Opening 514 may be formed through overburden 540 into formation 516. Heat exchanger 520 may provide heat from another surface process, or it may include a heater (e. g., an electric or combustion heater). Oxidizing fluid source 508 may provide an oxidizing fluid to heat exchanger 520. Heat exchanger 520 may heat an oxidizing fluid (e. g., above 200 °C or a temperature sufficient to support oxidation of hydrocarbons). The heated oxidizing fluid may be provided into opening 514 through conduit 521. Conduit 521 may have critical flow orifices 515 disposed along a length of the conduit.

Critical flow orifices 515 may be configured as described herein. The heated oxidizing fluid may heat, or at least contribute to the heating of, at least portion 518 of the formation to a temperature sufficient to support oxidation of hydrocarbons. The oxidizing fluid may oxidize at least a portion of the hydrocarbons in the formation.

In another embodiment, a fuel fluid may be oxidized in a heater located external to a hydrocarbon containing formation. The fuel fluid may be oxidized with an oxidizing fluid in the heater. As an example, the heater may be a flame-ignited heater. A fuel fluid may include any fluid configured to react with oxygen. An example of a fuel fluid may be methane, ethane, propane, or any other hydrocarbon or hydrogen and synthesis gas. The oxidized fuel fluid may be provided into the opening from the heater through a conduit and return to the surface through another conduit in the overburden. The conduits may be coupled within the overburden. In some embodiments, the conduits may be concentrically placed.

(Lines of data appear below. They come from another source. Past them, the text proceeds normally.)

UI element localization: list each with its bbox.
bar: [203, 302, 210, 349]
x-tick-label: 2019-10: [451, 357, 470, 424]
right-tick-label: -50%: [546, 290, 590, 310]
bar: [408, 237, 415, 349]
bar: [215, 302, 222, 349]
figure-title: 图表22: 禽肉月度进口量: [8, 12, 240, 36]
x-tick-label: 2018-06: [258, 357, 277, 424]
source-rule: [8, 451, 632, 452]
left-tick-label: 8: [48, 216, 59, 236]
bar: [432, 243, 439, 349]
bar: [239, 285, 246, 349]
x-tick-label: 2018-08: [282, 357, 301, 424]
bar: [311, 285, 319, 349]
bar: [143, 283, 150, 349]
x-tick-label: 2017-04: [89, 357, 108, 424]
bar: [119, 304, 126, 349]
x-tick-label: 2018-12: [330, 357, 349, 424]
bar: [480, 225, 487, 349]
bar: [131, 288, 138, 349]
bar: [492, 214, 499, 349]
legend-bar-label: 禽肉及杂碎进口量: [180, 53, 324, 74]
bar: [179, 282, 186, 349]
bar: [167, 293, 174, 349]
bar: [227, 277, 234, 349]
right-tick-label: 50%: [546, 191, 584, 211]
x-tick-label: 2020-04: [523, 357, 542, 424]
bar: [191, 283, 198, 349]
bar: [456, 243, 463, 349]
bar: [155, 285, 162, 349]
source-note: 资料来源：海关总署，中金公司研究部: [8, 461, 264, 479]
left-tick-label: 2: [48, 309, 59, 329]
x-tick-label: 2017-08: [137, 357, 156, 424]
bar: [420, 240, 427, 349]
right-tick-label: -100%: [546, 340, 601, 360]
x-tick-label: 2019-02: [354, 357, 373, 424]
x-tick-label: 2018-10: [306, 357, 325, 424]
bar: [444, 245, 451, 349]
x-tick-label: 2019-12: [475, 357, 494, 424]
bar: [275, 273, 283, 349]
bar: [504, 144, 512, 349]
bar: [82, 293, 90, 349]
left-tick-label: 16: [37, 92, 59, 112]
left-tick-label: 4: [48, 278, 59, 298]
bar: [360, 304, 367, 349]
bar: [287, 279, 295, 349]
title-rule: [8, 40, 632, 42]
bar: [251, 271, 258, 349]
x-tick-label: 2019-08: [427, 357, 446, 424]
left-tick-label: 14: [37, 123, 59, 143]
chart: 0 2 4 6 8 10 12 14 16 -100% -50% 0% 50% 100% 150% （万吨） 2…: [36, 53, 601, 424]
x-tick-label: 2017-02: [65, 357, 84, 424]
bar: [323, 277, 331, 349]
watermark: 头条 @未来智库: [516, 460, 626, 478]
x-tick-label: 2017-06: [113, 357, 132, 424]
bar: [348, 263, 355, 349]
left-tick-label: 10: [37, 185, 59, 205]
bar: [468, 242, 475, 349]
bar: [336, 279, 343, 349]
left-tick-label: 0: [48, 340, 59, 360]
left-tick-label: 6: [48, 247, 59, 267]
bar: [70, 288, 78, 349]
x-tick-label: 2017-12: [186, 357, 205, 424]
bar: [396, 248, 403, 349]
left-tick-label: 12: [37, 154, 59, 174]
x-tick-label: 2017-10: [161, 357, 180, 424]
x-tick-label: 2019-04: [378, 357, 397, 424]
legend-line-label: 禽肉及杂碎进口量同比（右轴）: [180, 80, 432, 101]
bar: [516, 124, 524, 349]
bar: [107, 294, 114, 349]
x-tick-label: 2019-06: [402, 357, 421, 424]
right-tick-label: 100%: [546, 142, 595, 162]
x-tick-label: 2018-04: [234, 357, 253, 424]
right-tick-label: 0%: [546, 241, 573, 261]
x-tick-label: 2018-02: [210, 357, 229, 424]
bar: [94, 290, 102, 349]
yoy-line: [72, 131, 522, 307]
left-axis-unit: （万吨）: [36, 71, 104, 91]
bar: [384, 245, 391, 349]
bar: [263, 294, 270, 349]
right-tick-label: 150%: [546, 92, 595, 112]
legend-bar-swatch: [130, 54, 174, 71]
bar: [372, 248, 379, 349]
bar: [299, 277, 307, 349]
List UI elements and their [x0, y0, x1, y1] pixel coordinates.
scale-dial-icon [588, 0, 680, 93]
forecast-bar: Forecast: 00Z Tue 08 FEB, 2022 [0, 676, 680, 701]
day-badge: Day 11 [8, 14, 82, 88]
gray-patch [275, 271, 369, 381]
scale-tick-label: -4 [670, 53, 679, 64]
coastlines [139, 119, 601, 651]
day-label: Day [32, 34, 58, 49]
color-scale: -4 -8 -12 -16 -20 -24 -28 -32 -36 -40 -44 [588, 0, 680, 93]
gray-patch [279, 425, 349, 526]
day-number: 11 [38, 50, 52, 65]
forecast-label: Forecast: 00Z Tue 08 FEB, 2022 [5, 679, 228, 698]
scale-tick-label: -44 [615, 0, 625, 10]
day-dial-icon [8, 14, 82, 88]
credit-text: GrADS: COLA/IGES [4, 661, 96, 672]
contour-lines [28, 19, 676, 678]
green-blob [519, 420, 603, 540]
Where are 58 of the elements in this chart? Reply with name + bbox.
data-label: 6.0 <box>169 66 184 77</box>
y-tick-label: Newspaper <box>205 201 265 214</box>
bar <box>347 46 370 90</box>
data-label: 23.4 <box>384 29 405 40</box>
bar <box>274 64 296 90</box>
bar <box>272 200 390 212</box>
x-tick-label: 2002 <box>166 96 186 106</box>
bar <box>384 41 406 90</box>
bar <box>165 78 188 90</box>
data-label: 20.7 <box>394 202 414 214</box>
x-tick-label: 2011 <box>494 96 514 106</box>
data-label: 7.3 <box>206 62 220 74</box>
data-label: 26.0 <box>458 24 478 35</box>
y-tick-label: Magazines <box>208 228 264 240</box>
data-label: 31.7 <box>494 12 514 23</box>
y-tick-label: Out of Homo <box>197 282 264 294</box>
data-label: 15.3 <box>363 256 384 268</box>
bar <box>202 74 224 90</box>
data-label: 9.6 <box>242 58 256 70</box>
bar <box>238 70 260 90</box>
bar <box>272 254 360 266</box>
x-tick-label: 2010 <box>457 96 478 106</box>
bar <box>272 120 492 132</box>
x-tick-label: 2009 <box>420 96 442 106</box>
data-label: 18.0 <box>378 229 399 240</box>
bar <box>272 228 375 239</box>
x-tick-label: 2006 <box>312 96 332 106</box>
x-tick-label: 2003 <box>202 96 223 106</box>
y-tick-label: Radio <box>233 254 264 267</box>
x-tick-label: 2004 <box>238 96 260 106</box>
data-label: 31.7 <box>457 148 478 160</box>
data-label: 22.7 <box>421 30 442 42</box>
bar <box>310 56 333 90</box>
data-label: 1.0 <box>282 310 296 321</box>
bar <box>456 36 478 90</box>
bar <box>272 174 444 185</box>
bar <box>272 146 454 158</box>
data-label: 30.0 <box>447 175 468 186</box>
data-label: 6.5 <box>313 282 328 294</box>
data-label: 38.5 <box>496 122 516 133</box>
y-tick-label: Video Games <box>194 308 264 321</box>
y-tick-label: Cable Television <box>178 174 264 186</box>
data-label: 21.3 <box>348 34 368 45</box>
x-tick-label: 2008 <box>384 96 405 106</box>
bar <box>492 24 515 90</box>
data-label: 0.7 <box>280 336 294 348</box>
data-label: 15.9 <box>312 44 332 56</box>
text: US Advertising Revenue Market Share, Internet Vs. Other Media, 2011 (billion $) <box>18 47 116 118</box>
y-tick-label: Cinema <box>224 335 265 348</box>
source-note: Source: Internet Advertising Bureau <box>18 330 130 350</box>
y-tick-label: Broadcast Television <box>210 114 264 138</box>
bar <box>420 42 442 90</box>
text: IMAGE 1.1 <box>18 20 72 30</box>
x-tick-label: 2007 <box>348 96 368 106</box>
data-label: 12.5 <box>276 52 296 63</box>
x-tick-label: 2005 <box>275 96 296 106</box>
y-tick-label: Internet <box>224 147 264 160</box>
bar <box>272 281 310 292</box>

The oxidized fuel fluid may be configured to heat, or at least contribute to the heating of, at least a portion of the formation to a temperature sufficient to support oxidation of hydrocarbons. Upon reaching such a temperature, the oxidized fuel fluid may be replaced with an oxidizing fluid. The oxidizing fluid may oxidize at least a portion of the hydrocarbons at a reaction zone within the formation.